This Chart Explains Every Culture In The World - ZeljkoS
http://www.businessinsider.com/inglehart-welzel-culture-map-2014-7
======
ggchappell
Very interesting. A few thoughts:

(1) Variation within a country would be interesting to see as well. For
example, how big of a blob would the U.S. be on the chart?

Answering this question might be difficult. Years of red-state-blue-state talk
have suggested to Americans that philosophical variation is properly measured
by state. But that is nonsense: someone from inner-city Chicago has relatively
little in common with someone from a small town in southern Illinois, despite
the fact that they are citizens of the same state. And let's remember that it
was the voters of _California_ that approved Proposition 8 back in 2008.

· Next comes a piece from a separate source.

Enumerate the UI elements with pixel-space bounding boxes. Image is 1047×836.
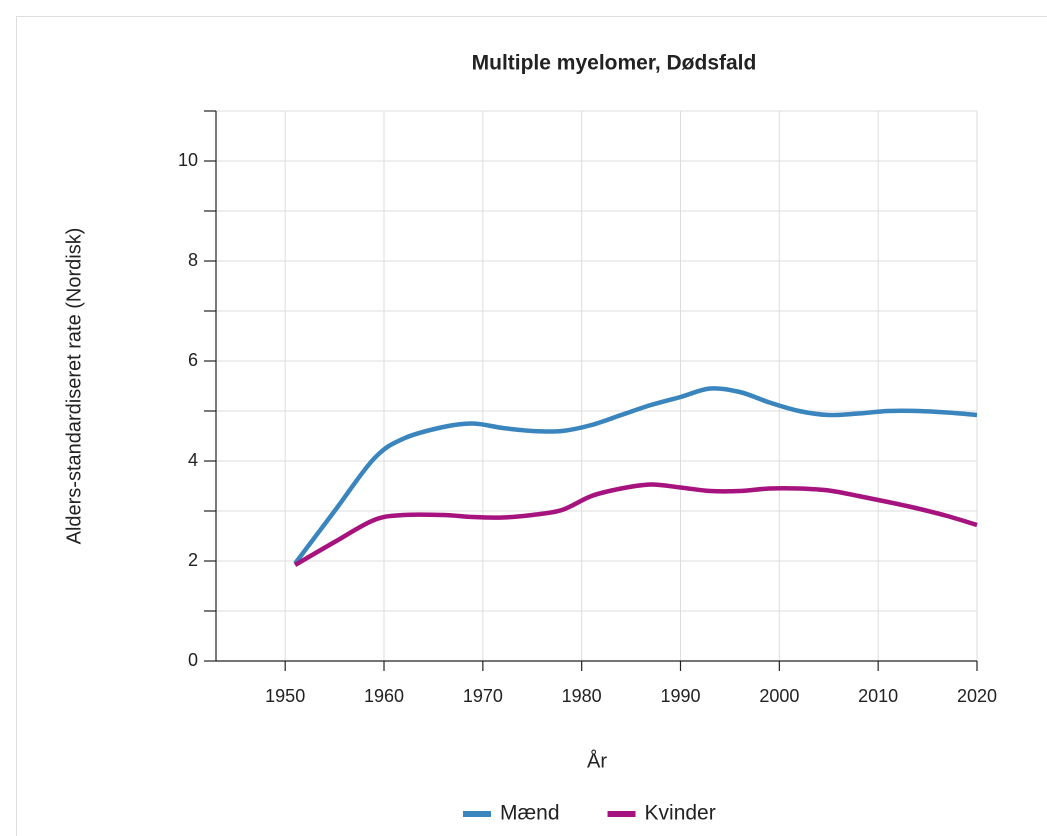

But suppose you did it _right_ (somehow). That red-state-blue-state talk also
suggests that we differ a _lot_. But do we? How large would the U.S. blob be?
It's hard to say.

(2) It's nice how well the colored regions work. They had to fudge, of course:
most noticeably with the zig-zag between Poland and Malaysia, and also with
the one between Bulgaria and China.

But generally it works. I recall a TED talk about how the various countries in
Africa actually differ quite a bit: there is great variation in prosperity,
freedom, etc. And yet they cluster together pretty closely on the chart. And
the countries further to the north in Africa that are listed as being Islamic
are still all close to the "Africa" region.

[That suggests that the U.S. might actually represent a very small blob
indeed, on the scale of the whole world.]

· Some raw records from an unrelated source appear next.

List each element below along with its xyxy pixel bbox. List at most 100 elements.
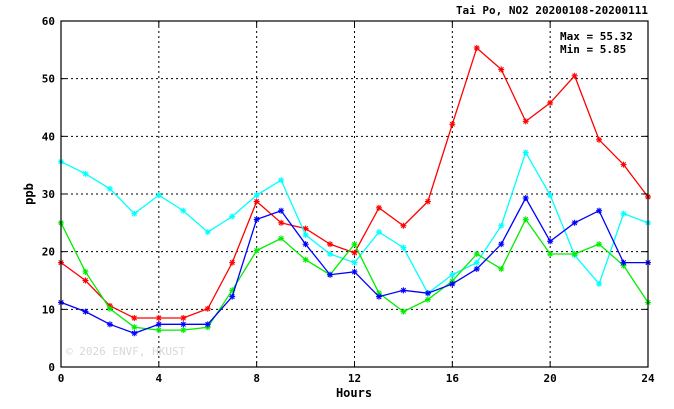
data-point — [302, 225, 309, 232]
data-point — [253, 192, 260, 199]
data-point — [327, 250, 334, 257]
data-point — [155, 314, 162, 321]
data-point — [155, 321, 162, 328]
data-point — [278, 219, 285, 226]
data-point — [473, 259, 480, 266]
data-point — [522, 216, 529, 223]
data-point — [375, 204, 382, 211]
data-point — [204, 321, 211, 328]
data-point — [473, 265, 480, 272]
data-point — [351, 249, 358, 256]
data-point — [547, 192, 554, 199]
min-label: Min = 5.85 — [560, 43, 626, 56]
data-point — [620, 259, 627, 266]
x-tick-label: 24 — [641, 372, 655, 385]
data-point — [278, 177, 285, 184]
series-4 — [58, 195, 651, 337]
data-point — [180, 207, 187, 214]
data-point — [571, 250, 578, 257]
y-tick-label: 60 — [42, 15, 55, 28]
data-point — [253, 216, 260, 223]
data-point — [596, 241, 603, 248]
data-point — [498, 222, 505, 229]
data-point — [424, 290, 431, 297]
data-point — [106, 321, 113, 328]
data-point — [571, 72, 578, 79]
data-point — [253, 247, 260, 254]
data-point — [547, 250, 554, 257]
data-point — [375, 229, 382, 236]
data-point — [400, 244, 407, 251]
data-point — [204, 305, 211, 312]
series-2 — [58, 149, 651, 297]
data-point — [278, 207, 285, 214]
data-point — [351, 268, 358, 275]
data-point — [155, 327, 162, 334]
x-tick-label: 0 — [58, 372, 65, 385]
data-point — [473, 250, 480, 257]
data-point — [229, 259, 236, 266]
data-point — [82, 268, 89, 275]
y-axis-label: ppb — [22, 183, 36, 205]
data-point — [327, 241, 334, 248]
x-tick-label: 20 — [544, 372, 557, 385]
data-point — [547, 99, 554, 106]
y-tick-label: 50 — [42, 73, 55, 86]
data-point — [424, 296, 431, 303]
data-point — [106, 185, 113, 192]
watermark: © 2026 ENVF, HKUST — [66, 345, 186, 358]
data-point — [229, 213, 236, 220]
data-point — [620, 210, 627, 217]
data-point — [571, 219, 578, 226]
data-point — [424, 198, 431, 205]
data-point — [400, 308, 407, 315]
data-point — [400, 222, 407, 229]
x-tick-label: 8 — [253, 372, 260, 385]
y-tick-label: 40 — [42, 130, 55, 143]
x-tick-label: 4 — [156, 372, 163, 385]
tick-labels: 0 4 8 12 16 20 24 0 10 20 30 40 50 60 — [42, 15, 655, 385]
data-point — [522, 118, 529, 125]
data-point — [82, 170, 89, 177]
data-point — [498, 241, 505, 248]
data-point — [131, 324, 138, 331]
data-point — [302, 256, 309, 263]
data-point — [180, 321, 187, 328]
data-point — [449, 271, 456, 278]
x-tick-label: 12 — [348, 372, 361, 385]
data-point — [204, 229, 211, 236]
data-point — [620, 161, 627, 168]
y-tick-label: 30 — [42, 188, 55, 201]
data-point — [155, 192, 162, 199]
data-point — [131, 330, 138, 337]
data-point — [106, 305, 113, 312]
x-axis-label: Hours — [336, 386, 372, 400]
data-point — [131, 210, 138, 217]
x-tick-label: 16 — [446, 372, 460, 385]
data-point — [400, 287, 407, 294]
data-point — [473, 44, 480, 51]
data-point — [180, 327, 187, 334]
data-point — [82, 308, 89, 315]
data-point — [302, 241, 309, 248]
data-point — [449, 121, 456, 128]
data-point — [596, 207, 603, 214]
y-tick-label: 20 — [42, 246, 55, 259]
data-point — [229, 287, 236, 294]
grid — [61, 21, 648, 367]
y-tick-label: 0 — [48, 361, 55, 374]
data-point — [498, 66, 505, 73]
data-point — [449, 280, 456, 287]
data-point — [547, 238, 554, 245]
data-point — [82, 277, 89, 284]
data-point — [229, 293, 236, 300]
data-point — [498, 265, 505, 272]
y-tick-label: 10 — [42, 303, 55, 316]
data-point — [253, 198, 260, 205]
data-point — [596, 280, 603, 287]
data-point — [375, 293, 382, 300]
data-point — [180, 314, 187, 321]
data-point — [522, 195, 529, 202]
data-point — [327, 271, 334, 278]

(3) Let's suppose that it makes sense to average two countries' scores and
think of that as a point on the chart.

Which countries lie on the boundary of the convex hull? There are twelve:
Japan, Sweden, Canada, USA, Puerto Rico, El Salvador, Ghana, Morocco,
Zimbabwe, Iraq, Russia, and Taiwan. That means -- if we are to grant that this
chart is a meaningful one -- that the philosophies of every country in the
world are, in some sense, a mix of those of these twelve.